“A van adicha adila mazha kottudhu da !” — Lanky school boys at the Poou Market bus stop chuckle, probably talking about a walloping they received earlier in the day. They stand soaking at the bus stop, making no effort to find a shelter. Another group of four girls in salwar kameez huddle under one umbrella, talking more quietly amongst themselves. Two young women in saris, juggling books and tiffin box in one hand, hold colourful umbrellas in the other. A boy whips out a murukku from his pocket and munches loudly.
I decide to ride through Oppanakara Veedhi. Will it be deserted? Not at all. Shoppers stride in and out of textile showrooms, not one bit perturbed by the rain. As the evening wears on, the steady drizzle turns heavier; my hands turn numb. I wonder if I should stop for tea somewhere.

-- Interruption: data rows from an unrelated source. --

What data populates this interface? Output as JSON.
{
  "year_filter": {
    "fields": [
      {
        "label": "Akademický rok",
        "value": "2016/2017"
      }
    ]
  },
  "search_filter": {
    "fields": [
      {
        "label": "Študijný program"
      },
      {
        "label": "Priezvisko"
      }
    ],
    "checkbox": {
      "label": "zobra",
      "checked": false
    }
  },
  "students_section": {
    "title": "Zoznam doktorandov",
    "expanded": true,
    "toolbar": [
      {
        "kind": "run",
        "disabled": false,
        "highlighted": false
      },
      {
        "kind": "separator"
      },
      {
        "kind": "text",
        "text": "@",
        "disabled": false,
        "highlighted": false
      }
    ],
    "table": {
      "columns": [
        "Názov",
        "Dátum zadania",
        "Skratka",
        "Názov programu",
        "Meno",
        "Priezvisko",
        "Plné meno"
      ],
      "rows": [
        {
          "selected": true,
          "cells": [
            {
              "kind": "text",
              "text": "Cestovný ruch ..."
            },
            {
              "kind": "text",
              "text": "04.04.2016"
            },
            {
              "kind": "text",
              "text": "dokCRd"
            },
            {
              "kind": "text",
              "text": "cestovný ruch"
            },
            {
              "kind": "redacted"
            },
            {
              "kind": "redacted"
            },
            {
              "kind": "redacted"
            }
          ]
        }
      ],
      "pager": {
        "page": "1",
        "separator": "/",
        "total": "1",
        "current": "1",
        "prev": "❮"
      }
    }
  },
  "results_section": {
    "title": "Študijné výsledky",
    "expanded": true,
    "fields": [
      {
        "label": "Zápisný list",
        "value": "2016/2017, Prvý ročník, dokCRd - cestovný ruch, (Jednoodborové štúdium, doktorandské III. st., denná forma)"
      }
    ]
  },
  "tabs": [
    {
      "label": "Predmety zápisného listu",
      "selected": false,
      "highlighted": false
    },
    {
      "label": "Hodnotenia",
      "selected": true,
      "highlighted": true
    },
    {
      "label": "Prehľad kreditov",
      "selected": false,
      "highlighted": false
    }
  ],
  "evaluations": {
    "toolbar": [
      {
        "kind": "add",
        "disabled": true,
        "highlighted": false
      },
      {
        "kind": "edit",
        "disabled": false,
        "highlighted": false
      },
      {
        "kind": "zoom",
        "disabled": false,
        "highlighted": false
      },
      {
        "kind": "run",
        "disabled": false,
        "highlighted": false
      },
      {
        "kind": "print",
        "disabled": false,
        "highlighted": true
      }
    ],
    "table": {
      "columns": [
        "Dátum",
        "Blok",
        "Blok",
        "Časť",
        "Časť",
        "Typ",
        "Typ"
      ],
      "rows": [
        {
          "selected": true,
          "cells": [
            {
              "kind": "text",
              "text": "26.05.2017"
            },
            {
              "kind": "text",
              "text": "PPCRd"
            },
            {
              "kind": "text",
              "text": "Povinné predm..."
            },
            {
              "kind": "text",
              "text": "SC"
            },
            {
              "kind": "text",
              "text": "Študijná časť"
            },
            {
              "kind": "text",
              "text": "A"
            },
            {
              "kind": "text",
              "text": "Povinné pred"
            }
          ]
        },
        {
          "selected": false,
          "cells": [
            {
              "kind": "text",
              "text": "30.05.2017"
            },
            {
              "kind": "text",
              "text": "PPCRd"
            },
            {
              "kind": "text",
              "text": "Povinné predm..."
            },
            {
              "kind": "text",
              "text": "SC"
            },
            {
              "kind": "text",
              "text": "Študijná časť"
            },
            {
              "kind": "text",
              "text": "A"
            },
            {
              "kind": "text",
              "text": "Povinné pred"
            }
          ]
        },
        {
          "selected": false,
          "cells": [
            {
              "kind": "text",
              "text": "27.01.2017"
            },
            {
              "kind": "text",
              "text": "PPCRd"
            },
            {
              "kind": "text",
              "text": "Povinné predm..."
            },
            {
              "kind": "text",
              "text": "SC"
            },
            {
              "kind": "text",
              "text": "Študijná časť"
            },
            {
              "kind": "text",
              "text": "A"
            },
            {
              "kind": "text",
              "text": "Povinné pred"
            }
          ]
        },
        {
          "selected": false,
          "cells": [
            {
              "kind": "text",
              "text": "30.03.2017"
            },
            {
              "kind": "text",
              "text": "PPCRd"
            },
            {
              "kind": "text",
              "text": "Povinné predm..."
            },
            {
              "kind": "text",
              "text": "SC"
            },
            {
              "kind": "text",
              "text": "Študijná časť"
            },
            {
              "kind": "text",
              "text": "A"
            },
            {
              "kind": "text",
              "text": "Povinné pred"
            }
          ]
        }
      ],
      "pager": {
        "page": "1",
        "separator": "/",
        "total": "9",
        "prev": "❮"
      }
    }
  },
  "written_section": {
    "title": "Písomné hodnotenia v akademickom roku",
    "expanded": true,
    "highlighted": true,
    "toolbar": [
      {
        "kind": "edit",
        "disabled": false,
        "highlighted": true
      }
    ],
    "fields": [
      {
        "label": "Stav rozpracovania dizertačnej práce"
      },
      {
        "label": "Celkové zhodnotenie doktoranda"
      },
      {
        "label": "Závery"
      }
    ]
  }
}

But most tea-shops, even the tiny ones, are crowded. So are the street-side pushcart thattu kadais . Bikers in rain-coats stop by these carts and eat piping hot kalaan and masala pori on steel plates lined with plantain leaves.
Cross-Cut Road too has its share of enthusiastic shoppers. There’s more to snack on here. Freshly roasted groundnuts and steamed corn anyone? Pedestrians walk in the rain munching on these.
Slushy roads, clogged drains, traffic jams...the rains do upset everyday life in the city.
But then, there are things you observe then that make you smile; things that you wouldn’t notice otherwise. A skinny man cycling hard against the wind with a plastic cover over his head, a family of four with identical rain-coats on a scooter, a pensive man standing at a street-corner with a limp cigarette, a happy raincoat-seller by Mettupalayam Road smiling a welcome to his customers, gleeful school boys who splash about with pants folded up till their knees…
Eighty-five-year-old Pappamma who sells plantain leaves, sits in front of the Poou Market with an umbrella in hand and a towel wrapped around her head.
She beams at me revealing a single front tooth. “Rain is good for us. But I don’t have that many customers today…” she trails off. Women selling tulsi squat by the road, the leaves wrapped in saris. They sip tea unmindful of the drops of rain that fall into their cups.
Flower sellers too sip tea in front of their hillocks of malli and mullai.
“ Oi enna venum ?” asks a young shopkeeper indifferently, as he bites into a bajji. He lets a lot of prospective customers go by. “ Mazha vandha onnum odaadhu — Nothing moves if it rains”.